ECG President urges the automotive industry to mitigate the impact of the material shortage on the FVL sector

News from ECG

Source: ECG, 2021-10-19

Record ECG Conference brings industry together in time of crisis

The Finished Vehicle Logistics (FVL) industry saw a record attendance at ECG’s annual conference in Brussels on 14/15th October with more than 300 delegates celebrating the first opportunity to meet for 2 years and debating the critical issues engulfing the industry. Many more joined online.

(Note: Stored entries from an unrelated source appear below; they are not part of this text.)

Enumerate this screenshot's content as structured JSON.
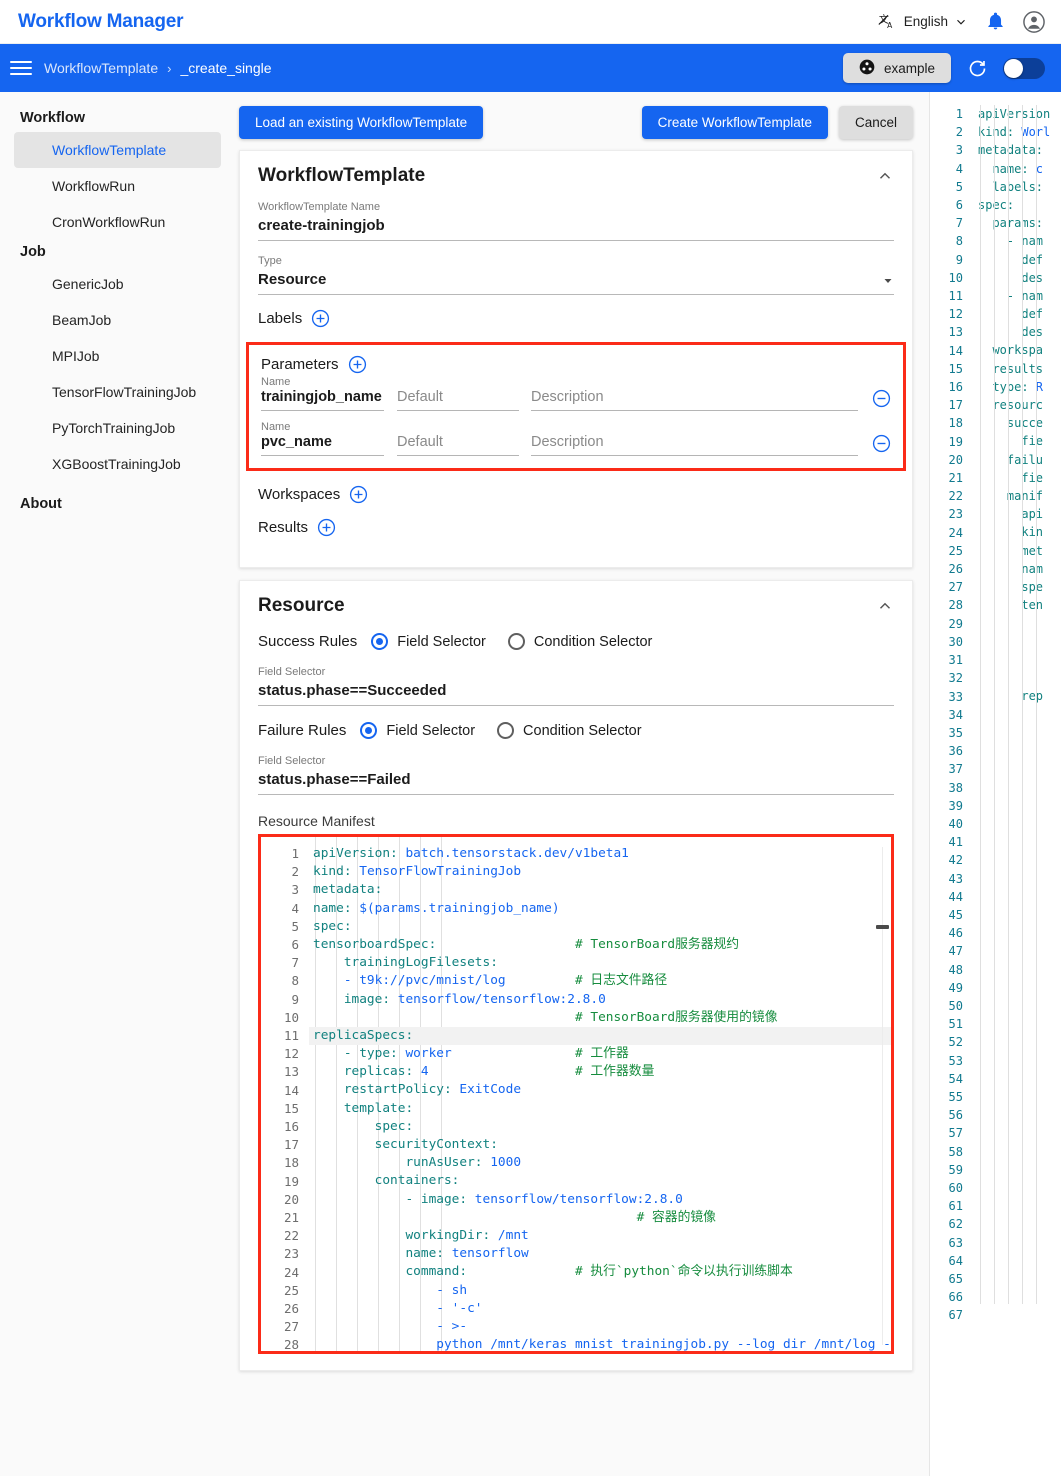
{
  "header": {
    "brand": "Workflow Manager",
    "language_icon": "translate-icon",
    "language": "English",
    "chevron": "chevron-down-icon",
    "bell": "bell-icon",
    "avatar": "account-circle-icon"
  },
  "toolbar": {
    "menu_icon": "hamburger-menu-icon",
    "breadcrumb_root": "WorkflowTemplate",
    "breadcrumb_sep": "›",
    "breadcrumb_current": "_create_single",
    "project_chip_icon": "project-icon",
    "project_chip_label": "example",
    "refresh_icon": "refresh-icon",
    "toggle_icon": "theme-toggle",
    "accent": "#1565f0"
  },
  "sidebar": {
    "groups": [
      {
        "label": "Workflow",
        "items": [
          {
            "label": "WorkflowTemplate",
            "active": true
          },
          {
            "label": "WorkflowRun",
            "active": false
          },
          {
            "label": "CronWorkflowRun",
            "active": false
          }
        ]
      },
      {
        "label": "Job",
        "items": [
          {
            "label": "GenericJob",
            "active": false
          },
          {
            "label": "BeamJob",
            "active": false
          },
          {
            "label": "MPIJob",
            "active": false
          },
          {
            "label": "TensorFlowTrainingJob",
            "active": false
          },
          {
            "label": "PyTorchTrainingJob",
            "active": false
          },
          {
            "label": "XGBoostTrainingJob",
            "active": false
          }
        ]
      }
    ],
    "about_label": "About"
  },
  "actions": {
    "load_existing": "Load an existing WorkflowTemplate",
    "create": "Create WorkflowTemplate",
    "cancel": "Cancel"
  },
  "template_card": {
    "title": "WorkflowTemplate",
    "collapse_icon": "chevron-up-icon",
    "name_label": "WorkflowTemplate Name",
    "name_value": "create-trainingjob",
    "type_label": "Type",
    "type_value": "Resource",
    "type_caret": "dropdown-caret-icon",
    "labels_label": "Labels",
    "labels_add_icon": "plus-circle-icon",
    "parameters_label": "Parameters",
    "parameters_add_icon": "plus-circle-icon",
    "parameters": [
      {
        "sublabel": "Name",
        "name": "trainingjob_name",
        "default_placeholder": "Default",
        "description_placeholder": "Description",
        "remove_icon": "minus-circle-icon"
      },
      {
        "sublabel": "Name",
        "name": "pvc_name",
        "default_placeholder": "Default",
        "description_placeholder": "Description",
        "remove_icon": "minus-circle-icon"
      }
    ],
    "workspaces_label": "Workspaces",
    "workspaces_add_icon": "plus-circle-icon",
    "results_label": "Results",
    "results_add_icon": "plus-circle-icon"
  },
  "resource_card": {
    "title": "Resource",
    "collapse_icon": "chevron-up-icon",
    "success_rules_label": "Success Rules",
    "success_field_selector_option": "Field Selector",
    "success_condition_selector_option": "Condition Selector",
    "success_selected": "Field Selector",
    "success_field_label": "Field Selector",
    "success_field_value": "status.phase==Succeeded",
    "failure_rules_label": "Failure Rules",
    "failure_field_selector_option": "Field Selector",
    "failure_condition_selector_option": "Condition Selector",
    "failure_selected": "Field Selector",
    "failure_field_label": "Field Selector",
    "failure_field_value": "status.phase==Failed",
    "manifest_label": "Resource Manifest"
  },
  "manifest_editor": {
    "first_line": 1,
    "last_visible_line": 28,
    "active_line": 11,
    "lines": [
      {
        "n": 1,
        "indent": 0,
        "text": "apiVersion: batch.tensorstack.dev/v1beta1",
        "key": "apiVersion",
        "value": "batch.tensorstack.dev/v1beta1",
        "comment": ""
      },
      {
        "n": 2,
        "indent": 0,
        "text": "kind: TensorFlowTrainingJob",
        "key": "kind",
        "value": "TensorFlowTrainingJob",
        "comment": ""
      },
      {
        "n": 3,
        "indent": 0,
        "text": "metadata:",
        "key": "metadata",
        "value": "",
        "comment": ""
      },
      {
        "n": 4,
        "indent": 0,
        "text": "name: $(params.trainingjob_name)",
        "key": "name",
        "value": "$(params.trainingjob_name)",
        "comment": ""
      },
      {
        "n": 5,
        "indent": 0,
        "text": "spec:",
        "key": "spec",
        "value": "",
        "comment": ""
      },
      {
        "n": 6,
        "indent": 0,
        "text": "tensorboardSpec:",
        "key": "tensorboardSpec",
        "value": "",
        "comment": "# TensorBoard服务器规约"
      },
      {
        "n": 7,
        "indent": 2,
        "text": "trainingLogFilesets:",
        "key": "trainingLogFilesets",
        "value": "",
        "comment": ""
      },
      {
        "n": 8,
        "indent": 2,
        "text": "- t9k://pvc/mnist/log",
        "key": "",
        "value": "- t9k://pvc/mnist/log",
        "comment": "# 日志文件路径"
      },
      {
        "n": 9,
        "indent": 2,
        "text": "image: tensorflow/tensorflow:2.8.0",
        "key": "image",
        "value": "tensorflow/tensorflow:2.8.0",
        "comment": ""
      },
      {
        "n": 10,
        "indent": 2,
        "text": "",
        "key": "",
        "value": "",
        "comment": "# TensorBoard服务器使用的镜像"
      },
      {
        "n": 11,
        "indent": 0,
        "text": "replicaSpecs:",
        "key": "replicaSpecs",
        "value": "",
        "comment": ""
      },
      {
        "n": 12,
        "indent": 2,
        "text": "- type: worker",
        "key": "type",
        "value": "worker",
        "comment": "# 工作器"
      },
      {
        "n": 13,
        "indent": 2,
        "text": "replicas: 4",
        "key": "replicas",
        "value": "4",
        "comment": "# 工作器数量"
      },
      {
        "n": 14,
        "indent": 2,
        "text": "restartPolicy: ExitCode",
        "key": "restartPolicy",
        "value": "ExitCode",
        "comment": ""
      },
      {
        "n": 15,
        "indent": 2,
        "text": "template:",
        "key": "template",
        "value": "",
        "comment": ""
      },
      {
        "n": 16,
        "indent": 4,
        "text": "spec:",
        "key": "spec",
        "value": "",
        "comment": ""
      },
      {
        "n": 17,
        "indent": 4,
        "text": "securityContext:",
        "key": "securityContext",
        "value": "",
        "comment": ""
      },
      {
        "n": 18,
        "indent": 6,
        "text": "runAsUser: 1000",
        "key": "runAsUser",
        "value": "1000",
        "comment": ""
      },
      {
        "n": 19,
        "indent": 4,
        "text": "containers:",
        "key": "containers",
        "value": "",
        "comment": ""
      },
      {
        "n": 20,
        "indent": 6,
        "text": "- image: tensorflow/tensorflow:2.8.0",
        "key": "image",
        "value": "tensorflow/tensorflow:2.8.0",
        "comment": ""
      },
      {
        "n": 21,
        "indent": 6,
        "text": "",
        "key": "",
        "value": "",
        "comment": "# 容器的镜像"
      },
      {
        "n": 22,
        "indent": 6,
        "text": "workingDir: /mnt",
        "key": "workingDir",
        "value": "/mnt",
        "comment": ""
      },
      {
        "n": 23,
        "indent": 6,
        "text": "name: tensorflow",
        "key": "name",
        "value": "tensorflow",
        "comment": ""
      },
      {
        "n": 24,
        "indent": 6,
        "text": "command:",
        "key": "command",
        "value": "",
        "comment": "# 执行`python`命令以执行训练脚本"
      },
      {
        "n": 25,
        "indent": 8,
        "text": "- sh",
        "key": "",
        "value": "- sh",
        "comment": ""
      },
      {
        "n": 26,
        "indent": 8,
        "text": "- '-c'",
        "key": "",
        "value": "- '-c'",
        "comment": ""
      },
      {
        "n": 27,
        "indent": 8,
        "text": "- >-",
        "key": "",
        "value": "- >-",
        "comment": ""
      },
      {
        "n": 28,
        "indent": 8,
        "text": "python /mnt/keras mnist trainingjob.py --log dir /mnt/log --save p",
        "key": "",
        "value": "python /mnt/keras mnist trainingjob.py --log dir /mnt/log --save p",
        "comment": ""
      }
    ]
  },
  "yaml_preview": {
    "first_line": 1,
    "last_line": 67,
    "lines": [
      {
        "n": 1,
        "text": "apiVersion",
        "key": "apiVersion",
        "value": ""
      },
      {
        "n": 2,
        "text": "kind: Worl",
        "key": "kind",
        "value": "Worl"
      },
      {
        "n": 3,
        "text": "metadata:",
        "key": "metadata",
        "value": ""
      },
      {
        "n": 4,
        "text": "  name: c",
        "key": "name",
        "value": "c"
      },
      {
        "n": 5,
        "text": "  labels:",
        "key": "labels",
        "value": ""
      },
      {
        "n": 6,
        "text": "spec:",
        "key": "spec",
        "value": ""
      },
      {
        "n": 7,
        "text": "  params:",
        "key": "params",
        "value": ""
      },
      {
        "n": 8,
        "text": "    - nam",
        "key": "",
        "value": "- nam"
      },
      {
        "n": 9,
        "text": "      def",
        "key": "def",
        "value": ""
      },
      {
        "n": 10,
        "text": "      des",
        "key": "des",
        "value": ""
      },
      {
        "n": 11,
        "text": "    - nam",
        "key": "",
        "value": "- nam"
      },
      {
        "n": 12,
        "text": "      def",
        "key": "def",
        "value": ""
      },
      {
        "n": 13,
        "text": "      des",
        "key": "des",
        "value": ""
      },
      {
        "n": 14,
        "text": "  workspa",
        "key": "workspa",
        "value": ""
      },
      {
        "n": 15,
        "text": "  results",
        "key": "results",
        "value": ""
      },
      {
        "n": 16,
        "text": "  type: R",
        "key": "type",
        "value": "R"
      },
      {
        "n": 17,
        "text": "  resourc",
        "key": "resourc",
        "value": ""
      },
      {
        "n": 18,
        "text": "    succe",
        "key": "succe",
        "value": ""
      },
      {
        "n": 19,
        "text": "      fie",
        "key": "fie",
        "value": ""
      },
      {
        "n": 20,
        "text": "    failu",
        "key": "failu",
        "value": ""
      },
      {
        "n": 21,
        "text": "      fie",
        "key": "fie",
        "value": ""
      },
      {
        "n": 22,
        "text": "    manif",
        "key": "manif",
        "value": ""
      },
      {
        "n": 23,
        "text": "      api",
        "key": "api",
        "value": ""
      },
      {
        "n": 24,
        "text": "      kin",
        "key": "kin",
        "value": ""
      },
      {
        "n": 25,
        "text": "      met",
        "key": "met",
        "value": ""
      },
      {
        "n": 26,
        "text": "      nam",
        "key": "nam",
        "value": ""
      },
      {
        "n": 27,
        "text": "      spe",
        "key": "spe",
        "value": ""
      },
      {
        "n": 28,
        "text": "      ten",
        "key": "ten",
        "value": ""
      },
      {
        "n": 29,
        "text": "",
        "key": "",
        "value": ""
      },
      {
        "n": 30,
        "text": "",
        "key": "",
        "value": ""
      },
      {
        "n": 31,
        "text": "",
        "key": "",
        "value": ""
      },
      {
        "n": 32,
        "text": "",
        "key": "",
        "value": ""
      },
      {
        "n": 33,
        "text": "      rep",
        "key": "rep",
        "value": ""
      },
      {
        "n": 34,
        "text": "",
        "key": "",
        "value": ""
      },
      {
        "n": 35,
        "text": "",
        "key": "",
        "value": ""
      },
      {
        "n": 36,
        "text": "",
        "key": "",
        "value": ""
      },
      {
        "n": 37,
        "text": "",
        "key": "",
        "value": ""
      },
      {
        "n": 38,
        "text": "",
        "key": "",
        "value": ""
      },
      {
        "n": 39,
        "text": "",
        "key": "",
        "value": ""
      },
      {
        "n": 40,
        "text": "",
        "key": "",
        "value": ""
      },
      {
        "n": 41,
        "text": "",
        "key": "",
        "value": ""
      },
      {
        "n": 42,
        "text": "",
        "key": "",
        "value": ""
      },
      {
        "n": 43,
        "text": "",
        "key": "",
        "value": ""
      },
      {
        "n": 44,
        "text": "",
        "key": "",
        "value": ""
      },
      {
        "n": 45,
        "text": "",
        "key": "",
        "value": ""
      },
      {
        "n": 46,
        "text": "",
        "key": "",
        "value": ""
      },
      {
        "n": 47,
        "text": "",
        "key": "",
        "value": ""
      },
      {
        "n": 48,
        "text": "",
        "key": "",
        "value": ""
      },
      {
        "n": 49,
        "text": "",
        "key": "",
        "value": ""
      },
      {
        "n": 50,
        "text": "",
        "key": "",
        "value": ""
      },
      {
        "n": 51,
        "text": "",
        "key": "",
        "value": ""
      },
      {
        "n": 52,
        "text": "",
        "key": "",
        "value": ""
      },
      {
        "n": 53,
        "text": "",
        "key": "",
        "value": ""
      },
      {
        "n": 54,
        "text": "",
        "key": "",
        "value": ""
      },
      {
        "n": 55,
        "text": "",
        "key": "",
        "value": ""
      },
      {
        "n": 56,
        "text": "",
        "key": "",
        "value": ""
      },
      {
        "n": 57,
        "text": "",
        "key": "",
        "value": ""
      },
      {
        "n": 58,
        "text": "",
        "key": "",
        "value": ""
      },
      {
        "n": 59,
        "text": "",
        "key": "",
        "value": ""
      },
      {
        "n": 60,
        "text": "",
        "key": "",
        "value": ""
      },
      {
        "n": 61,
        "text": "",
        "key": "",
        "value": ""
      },
      {
        "n": 62,
        "text": "",
        "key": "",
        "value": ""
      },
      {
        "n": 63,
        "text": "",
        "key": "",
        "value": ""
      },
      {
        "n": 64,
        "text": "",
        "key": "",
        "value": ""
      },
      {
        "n": 65,
        "text": "",
        "key": "",
        "value": ""
      },
      {
        "n": 66,
        "text": "",
        "key": "",
        "value": ""
      },
      {
        "n": 67,
        "text": "",
        "key": "",
        "value": ""
      }
    ]
  },
  "colors": {
    "accent_blue": "#1565f0",
    "highlight_red": "#fb2b18",
    "yaml_key": "#11817f",
    "yaml_value": "#1565f0",
    "yaml_comment": "#168c3e"
  }
}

The FVL ‘Industry Meeting’ held ahead of the conference also focused on the devastating impact on the sector resulting from the micro-chip shortage. The vehicle manufacturers offered little hope of a quick solution to the shortages with many expecting problems to last for at least another year. ECG President, Wolfgang Göbel, presented in both forums a 5 stage action plan to protect the industry which includes providing accurate, and timely, forecasts; adjusting service levels to be more realistic; reducing operating hours; on time payments to support cashflow and the joint development of survival strategies for operators.

The conference heard that, despite the current shortages, underlying demand remains very strong. As material shortages are resolved production volumes are expected to dramatically increase leading to further concerns that a decimated supply chain may not have the capacity to support the sector when the current crisis, hard on the heels of the Covid pandemic, has decimated both resources and reserves .

The long-planned theme of the conference was the future of the industry and, in particular, the need to decarbonize rapidly. The European Commission shared their ‘Fit for 55’ project plans before operators and manufacturers, including Toyota and Daimler, presented possible visions of a green future and what will be required in supply chains. A common and positive theme shared by the OEMs, and welcomed by ECG, was the need for collaboration in order to deliver on this. Additionally, Volvo Cars shared their vison of future vehicle logistics requirements which will also require different people, systems and assets, and thus further investment by the carriers.

ECG President, Wolfgang Göbel, said following the conference “We have today drawn a picture of the short and long-term challenges facing our industry. These challenges are significant, but ultimately the shortages will disappear and the vehicle logistics business will remain.”

Overall, the debates underlined the growing acceptance that collaborative solutions are key to the future of the FVL sector. Göbel added “Collaboration is the only way to deliver the efficiencies that this industry needs.”